Where a noun phrase involve coordination of two nominals with more than one discourse referent, and where the information status of these discourse referents differs, a “mixed” label is applied, as follows:

  • GAIX: at least one discourse referent is given and active, and at least one discourse referent is given but inactive
  • GMX: at least one discourse referent is given (active or inactive), and at least one discourse referent is mediated
  • GNX: at least one discourse referent is given (active or inactive), and at least one discourse referent is new
  • MNX: at least one discourse referent is mediated, and at least one discourse referent is new

 

Annotation format

Since information status is annotated at NP-level, the annotations are added as extended tags after the function tags on NPs.

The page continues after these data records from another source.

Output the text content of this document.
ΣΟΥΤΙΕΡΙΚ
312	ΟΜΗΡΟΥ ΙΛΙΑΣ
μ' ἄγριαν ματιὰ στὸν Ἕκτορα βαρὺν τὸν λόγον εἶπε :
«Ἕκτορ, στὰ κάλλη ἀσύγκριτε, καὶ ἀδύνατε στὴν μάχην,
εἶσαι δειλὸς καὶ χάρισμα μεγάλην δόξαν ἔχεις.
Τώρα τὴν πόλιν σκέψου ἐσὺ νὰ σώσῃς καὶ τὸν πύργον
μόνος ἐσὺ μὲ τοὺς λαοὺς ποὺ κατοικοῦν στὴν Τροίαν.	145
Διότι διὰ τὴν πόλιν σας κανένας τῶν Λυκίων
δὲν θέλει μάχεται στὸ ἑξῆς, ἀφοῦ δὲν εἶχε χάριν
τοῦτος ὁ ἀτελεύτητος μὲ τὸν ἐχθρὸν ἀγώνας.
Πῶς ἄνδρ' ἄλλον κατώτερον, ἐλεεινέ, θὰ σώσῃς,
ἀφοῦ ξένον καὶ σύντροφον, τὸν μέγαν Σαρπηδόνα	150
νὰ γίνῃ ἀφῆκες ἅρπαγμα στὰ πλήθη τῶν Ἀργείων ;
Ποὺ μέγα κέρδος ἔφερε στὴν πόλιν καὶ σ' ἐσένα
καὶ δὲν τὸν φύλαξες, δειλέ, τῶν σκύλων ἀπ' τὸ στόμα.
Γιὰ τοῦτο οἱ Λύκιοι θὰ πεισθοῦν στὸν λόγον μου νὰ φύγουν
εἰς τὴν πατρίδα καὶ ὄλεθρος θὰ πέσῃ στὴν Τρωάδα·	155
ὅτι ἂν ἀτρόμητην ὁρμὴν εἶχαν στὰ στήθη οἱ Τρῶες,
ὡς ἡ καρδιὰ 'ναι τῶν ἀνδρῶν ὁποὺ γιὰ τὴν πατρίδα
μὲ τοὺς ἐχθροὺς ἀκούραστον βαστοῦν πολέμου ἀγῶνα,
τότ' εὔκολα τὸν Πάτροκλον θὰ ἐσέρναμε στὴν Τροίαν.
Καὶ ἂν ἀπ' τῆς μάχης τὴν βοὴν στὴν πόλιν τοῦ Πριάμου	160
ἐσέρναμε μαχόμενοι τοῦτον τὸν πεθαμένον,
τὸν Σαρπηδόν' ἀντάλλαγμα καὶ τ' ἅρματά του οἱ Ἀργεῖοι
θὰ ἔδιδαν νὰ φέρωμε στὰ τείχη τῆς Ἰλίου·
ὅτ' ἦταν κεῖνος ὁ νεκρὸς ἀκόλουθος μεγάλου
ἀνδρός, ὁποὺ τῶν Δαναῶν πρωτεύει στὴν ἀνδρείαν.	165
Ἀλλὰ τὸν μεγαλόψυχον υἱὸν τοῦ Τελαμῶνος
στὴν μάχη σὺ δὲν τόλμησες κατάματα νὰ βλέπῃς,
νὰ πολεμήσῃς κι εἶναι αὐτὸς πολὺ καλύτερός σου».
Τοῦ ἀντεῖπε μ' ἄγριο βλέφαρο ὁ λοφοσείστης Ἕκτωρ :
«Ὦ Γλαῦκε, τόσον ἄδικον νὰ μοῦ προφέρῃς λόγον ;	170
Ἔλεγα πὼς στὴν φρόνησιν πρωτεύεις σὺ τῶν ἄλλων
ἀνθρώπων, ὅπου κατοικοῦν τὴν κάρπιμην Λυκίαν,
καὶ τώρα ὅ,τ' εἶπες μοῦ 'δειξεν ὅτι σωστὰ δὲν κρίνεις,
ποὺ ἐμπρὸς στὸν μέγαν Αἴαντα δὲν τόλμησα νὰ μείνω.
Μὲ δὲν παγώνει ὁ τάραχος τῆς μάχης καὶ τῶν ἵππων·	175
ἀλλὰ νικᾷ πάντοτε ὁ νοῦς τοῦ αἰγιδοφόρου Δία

So a subject noun phrase whose referent is given (active) will be annotated as NP-SBJ-GIVA; a (primary) object noun phrase whose referent is mediated will be annotated as NP-OB1-MED, and so on.

 

Note that, due to the fact that certain types of noun phrases which typically occur within larger noun phrases are annotated for information status (NP-POSNP-COM, NP-MSR, NP-PRN), the information status annotation a (clause-level) noun phrase can bear one information status label, while a noun phrase within it bears a different information status label:

(NP-OB1-MED (NP-POS-GIVA (DDARTA des)
                         (NA bibotes))
            (NA wortelen)               
)

 

Expletive NPs

Expletive NPs are not annotated for information status. In such cases, rather than the NP getting one of the pragmatic extended tags outlined above, it gets a special expletive tag -EXPL after the function tag:

(IP-MAT (NP-SBJ-EXPL (PPER Et))
        (VVFIN was)
        (PP (APPR by)
            (NP (DDARTA der)
                (ADJA teynden)
                (NA stunde)))              
)
(IP-MAT (ADVP-TMP (AVD Do))
        (VVFIN bekande)
        (NP-OB1-EXPL-1 (PPER et))
        (NP-SBJ-GIVI (DDARTA de)
                     (NA uader))
        (CP-THT-1 (KOUS dat)
                   ...)              
)
(IP-SUB (VVFIN is)
        (NP-SBJ-EXPL-1 (PPER s))
        (CP-THT-1 (KOUS dat))              
)

 

Note that, in the case of existential/presentational constructions, the associate NP of the expletive does get an information-status tag just like any prototypical NP:

(IP-SUB (VVFIN is)
        (NP-SBJ-EXPL-1 (PPER s))
        (NP-NEW-1 (DIARTA eyn)
                  (ADJA rot)
                  (NA steyn))              
)

 

Note that the use of an EXPL tag is particular to CHLG-1.0-PRAG and is not present in the earlier versions of the corpus (CHLG-0.9 and CHLG-1.0) where expletive constructions are treated as per here.

 

References

Götze, Michael, Thomas Weskott, Cornelia Endriss, Ines Fiedler, Stefan Hinterwimmer, Svetlana Petrova, Anne Schwarz, Stavros Skopeteas & Ruben Stoel. 2007. Information structure. In Steffi Dipper, Michael Götze & Stavros Skopeteas (eds.), Information structure in cross-linguistic corpora: Annotation guidelines for phonology, morphology, syntax, semantics, and information structure, 147–187. Potsdam: Universitätsverlag Potsdam.

Malvina Nissim, Shipra Dingare, Jean Carletta, and Mark Steedman. 2004. An Annotation Scheme for Information Status in Dialogue. In Proceedings of the Fourth International Conference on Language Resources and Evaluation (LREC’04), Lisbon, Portugal. European Language Resources Association (ELRA).